The container must be running. Non-exit errors (daemon unreachable, etc.) are propagated; a non-zero exit from systemctl (at least one unit inactive) is expected and parsed normally.
func SystemdReady ¶
SystemdReady verifies that systemd has finished booting. Both "running" and "degraded" are considered ready, since degraded means systemd completed startup but some units failed (which is expected when Slurm daemons haven't been configured yet).
func UntilReady ¶
func UntilReady(ctx context.Context, client *docker.Client, name docker.ContainerName, probes []Probe, interval time.Duration) error
UntilReady polls the given probes until they all pass or the context expires. The caller controls the deadline via the context. The interval controls the delay between polling attempts. On timeout, the error includes the name and message of the last failing probe.

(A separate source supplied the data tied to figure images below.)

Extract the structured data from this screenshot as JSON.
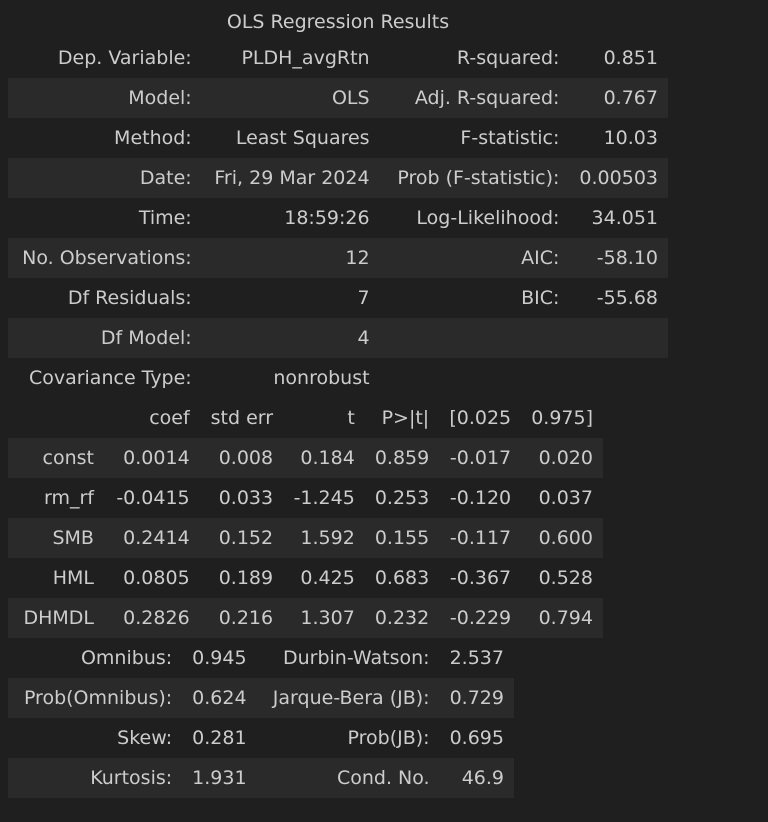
{
  "title": "OLS Regression Results",
  "summary": [
    [
      "Dep. Variable:",
      "PLDH_avgRtn",
      "R-squared:",
      "0.851"
    ],
    [
      "Model:",
      "OLS",
      "Adj. R-squared:",
      "0.767"
    ],
    [
      "Method:",
      "Least Squares",
      "F-statistic:",
      "10.03"
    ],
    [
      "Date:",
      "Fri, 29 Mar 2024",
      "Prob (F-statistic):",
      "0.00503"
    ],
    [
      "Time:",
      "18:59:26",
      "Log-Likelihood:",
      "34.051"
    ],
    [
      "No. Observations:",
      "12",
      "AIC:",
      "-58.10"
    ],
    [
      "Df Residuals:",
      "7",
      "BIC:",
      "-55.68"
    ],
    [
      "Df Model:",
      "4",
      "",
      ""
    ],
    [
      "Covariance Type:",
      "nonrobust",
      "",
      ""
    ]
  ],
  "coef_headers": [
    "",
    "coef",
    "std err",
    "t",
    "P>|t|",
    "[0.025",
    "0.975]"
  ],
  "coef_rows": [
    [
      "const",
      "0.0014",
      "0.008",
      "0.184",
      "0.859",
      "-0.017",
      "0.020"
    ],
    [
      "rm_rf",
      "-0.0415",
      "0.033",
      "-1.245",
      "0.253",
      "-0.120",
      "0.037"
    ],
    [
      "SMB",
      "0.2414",
      "0.152",
      "1.592",
      "0.155",
      "-0.117",
      "0.600"
    ],
    [
      "HML",
      "0.0805",
      "0.189",
      "0.425",
      "0.683",
      "-0.367",
      "0.528"
    ],
    [
      "DHMDL",
      "0.2826",
      "0.216",
      "1.307",
      "0.232",
      "-0.229",
      "0.794"
    ]
  ],
  "diagnostics": [
    [
      "Omnibus:",
      "0.945",
      "Durbin-Watson:",
      "2.537"
    ],
    [
      "Prob(Omnibus):",
      "0.624",
      "Jarque-Bera (JB):",
      "0.729"
    ],
    [
      "Skew:",
      "0.281",
      "Prob(JB):",
      "0.695"
    ],
    [
      "Kurtosis:",
      "1.931",
      "Cond. No.",
      "46.9"
    ]
  ]
}
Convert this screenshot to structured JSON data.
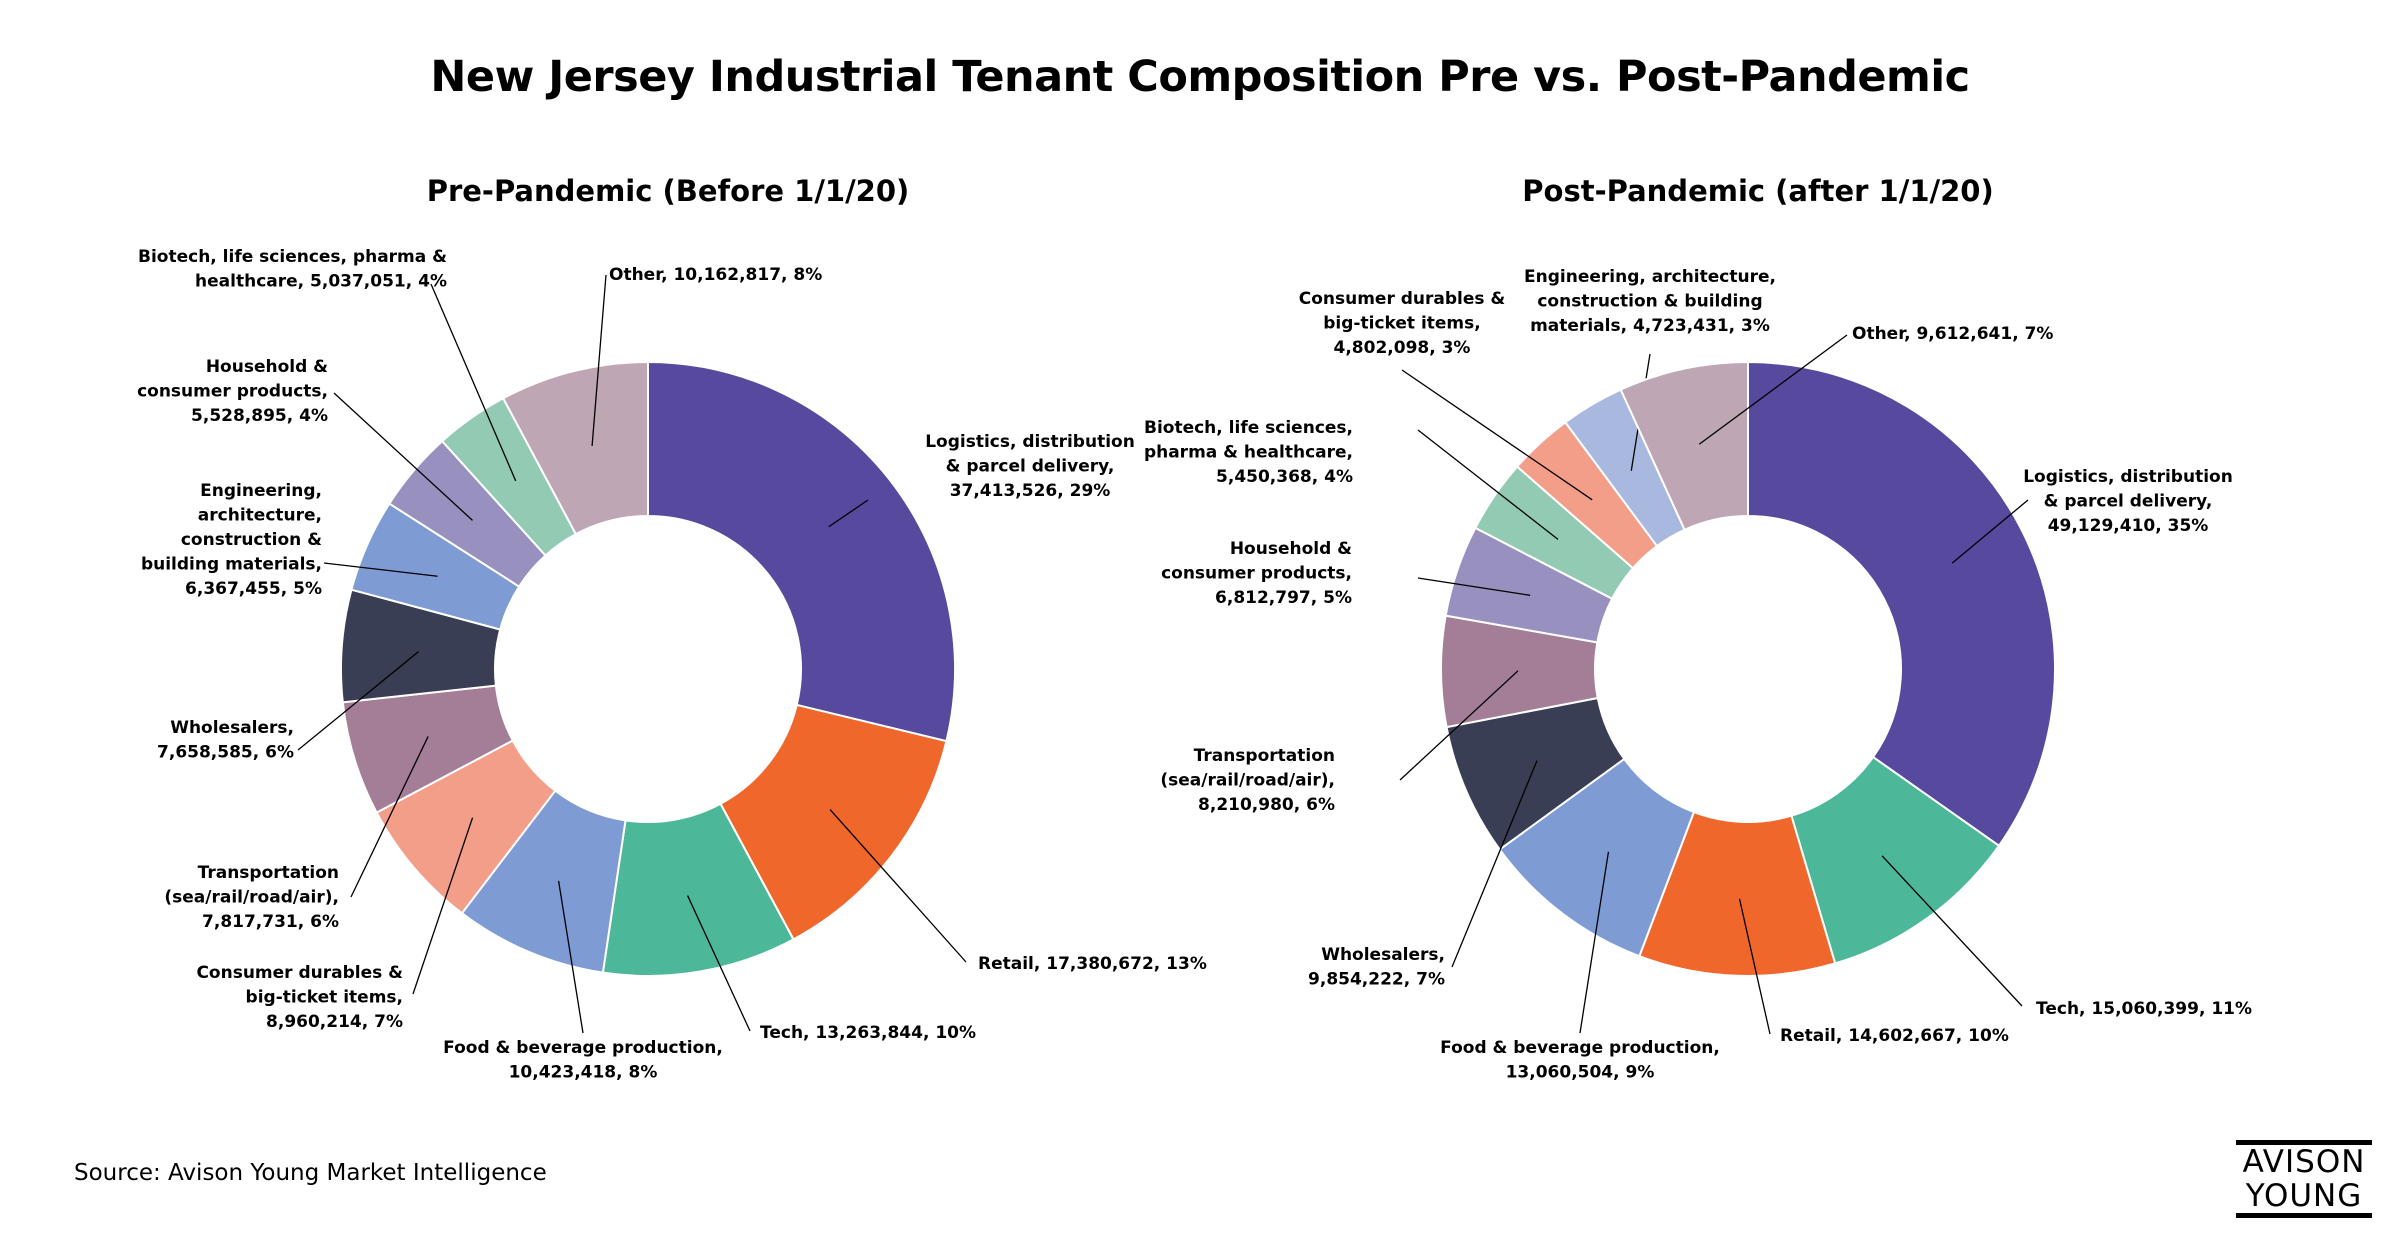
{
  "title": "New Jersey Industrial Tenant Composition Pre vs. Post-Pandemic",
  "source": "Source: Avison Young Market Intelligence",
  "logo": {
    "line1": "AVISON",
    "line2": "YOUNG"
  },
  "chart_data": [
    {
      "type": "pie",
      "donut": true,
      "title": "Pre-Pandemic (Before 1/1/20)",
      "slices": [
        {
          "label": [
            "Logistics, distribution",
            "& parcel delivery,",
            "37,413,526, 29%"
          ],
          "value": 37413526,
          "percent": 29,
          "color": "#574a9e"
        },
        {
          "label": [
            "Retail, 17,380,672, 13%"
          ],
          "value": 17380672,
          "percent": 13,
          "color": "#f0672c"
        },
        {
          "label": [
            "Tech, 13,263,844, 10%"
          ],
          "value": 13263844,
          "percent": 10,
          "color": "#4db899"
        },
        {
          "label": [
            "Food & beverage production,",
            "10,423,418, 8%"
          ],
          "value": 10423418,
          "percent": 8,
          "color": "#7f9bd4"
        },
        {
          "label": [
            "Consumer durables &",
            "big-ticket items,",
            "8,960,214, 7%"
          ],
          "value": 8960214,
          "percent": 7,
          "color": "#f29e88"
        },
        {
          "label": [
            "Transportation",
            "(sea/rail/road/air),",
            "7,817,731, 6%"
          ],
          "value": 7817731,
          "percent": 6,
          "color": "#a47d96"
        },
        {
          "label": [
            "Wholesalers,",
            "7,658,585, 6%"
          ],
          "value": 7658585,
          "percent": 6,
          "color": "#393e55"
        },
        {
          "label": [
            "Engineering,",
            "architecture,",
            "construction &",
            "building materials,",
            "6,367,455, 5%"
          ],
          "value": 6367455,
          "percent": 5,
          "color": "#7e9bd4"
        },
        {
          "label": [
            "Household &",
            "consumer products,",
            "5,528,895, 4%"
          ],
          "value": 5528895,
          "percent": 4,
          "color": "#9891bf"
        },
        {
          "label": [
            "Biotech, life sciences, pharma &",
            "healthcare, 5,037,051, 4%"
          ],
          "value": 5037051,
          "percent": 4,
          "color": "#93cab4"
        },
        {
          "label": [
            "Other, 10,162,817, 8%"
          ],
          "value": 10162817,
          "percent": 8,
          "color": "#bea6b4"
        }
      ]
    },
    {
      "type": "pie",
      "donut": true,
      "title": "Post-Pandemic (after 1/1/20)",
      "slices": [
        {
          "label": [
            "Logistics, distribution",
            "& parcel delivery,",
            "49,129,410, 35%"
          ],
          "value": 49129410,
          "percent": 35,
          "color": "#574a9e"
        },
        {
          "label": [
            "Tech, 15,060,399, 11%"
          ],
          "value": 15060399,
          "percent": 11,
          "color": "#4db899"
        },
        {
          "label": [
            "Retail, 14,602,667, 10%"
          ],
          "value": 14602667,
          "percent": 10,
          "color": "#f0672c"
        },
        {
          "label": [
            "Food & beverage production,",
            "13,060,504, 9%"
          ],
          "value": 13060504,
          "percent": 9,
          "color": "#7f9bd4"
        },
        {
          "label": [
            "Wholesalers,",
            "9,854,222, 7%"
          ],
          "value": 9854222,
          "percent": 7,
          "color": "#393e55"
        },
        {
          "label": [
            "Transportation",
            "(sea/rail/road/air),",
            "8,210,980, 6%"
          ],
          "value": 8210980,
          "percent": 6,
          "color": "#a47d96"
        },
        {
          "label": [
            "Household &",
            "consumer products,",
            "6,812,797, 5%"
          ],
          "value": 6812797,
          "percent": 5,
          "color": "#9891bf"
        },
        {
          "label": [
            "Biotech, life sciences,",
            "pharma & healthcare,",
            "5,450,368, 4%"
          ],
          "value": 5450368,
          "percent": 4,
          "color": "#93cab4"
        },
        {
          "label": [
            "Consumer durables &",
            "big-ticket items,",
            "4,802,098, 3%"
          ],
          "value": 4802098,
          "percent": 3,
          "color": "#f29e88"
        },
        {
          "label": [
            "Engineering, architecture,",
            "construction & building",
            "materials, 4,723,431, 3%"
          ],
          "value": 4723431,
          "percent": 3,
          "color": "#a8b8df"
        },
        {
          "label": [
            "Other, 9,612,641, 7%"
          ],
          "value": 9612641,
          "percent": 7,
          "color": "#bea6b4"
        }
      ]
    }
  ]
}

func UntilReadyWithEvents ¶ added in v0.9.0
func UntilReadyWithEvents(ctx context.Context, client *docker.Client, name docker.ContainerName, probes []Probe, interval time.Duration, events <-chan monitor.Event) error
UntilReadyWithEvents is like UntilReady but also listens for events from a monitor. Events trigger immediate probe re-evaluation instead of waiting for the next poll interval, reducing detection latency for event-backed state transitions. Container die events are treated as terminal errors.
Types ¶
type Probe ¶
Probe is a named readiness check.
func ForService ¶ added in v0.7.0
ForService returns the readiness probe for a Slurm daemon service.
func NodeProbes ¶
NodeProbes returns the probes applicable to a node with the given role.
type Service ¶ added in v0.9.0
type Service string
Service identifies a per-node readiness check. The string value is the systemd unit name for munge/sshd/slurmd and the slurm RPC endpoint name for slurmctld, so it also doubles as the user-facing label for each check in status output.
type TerminalError ¶ added in v0.7.1
type TerminalError struct {
Msg string
}
TerminalError indicates a probe failure that cannot be recovered by retrying. For example, a container in "exited" or "dead" state will never become "running" on its own.
func (*TerminalError) Error ¶ added in v0.7.1
func (e *TerminalError) Error() string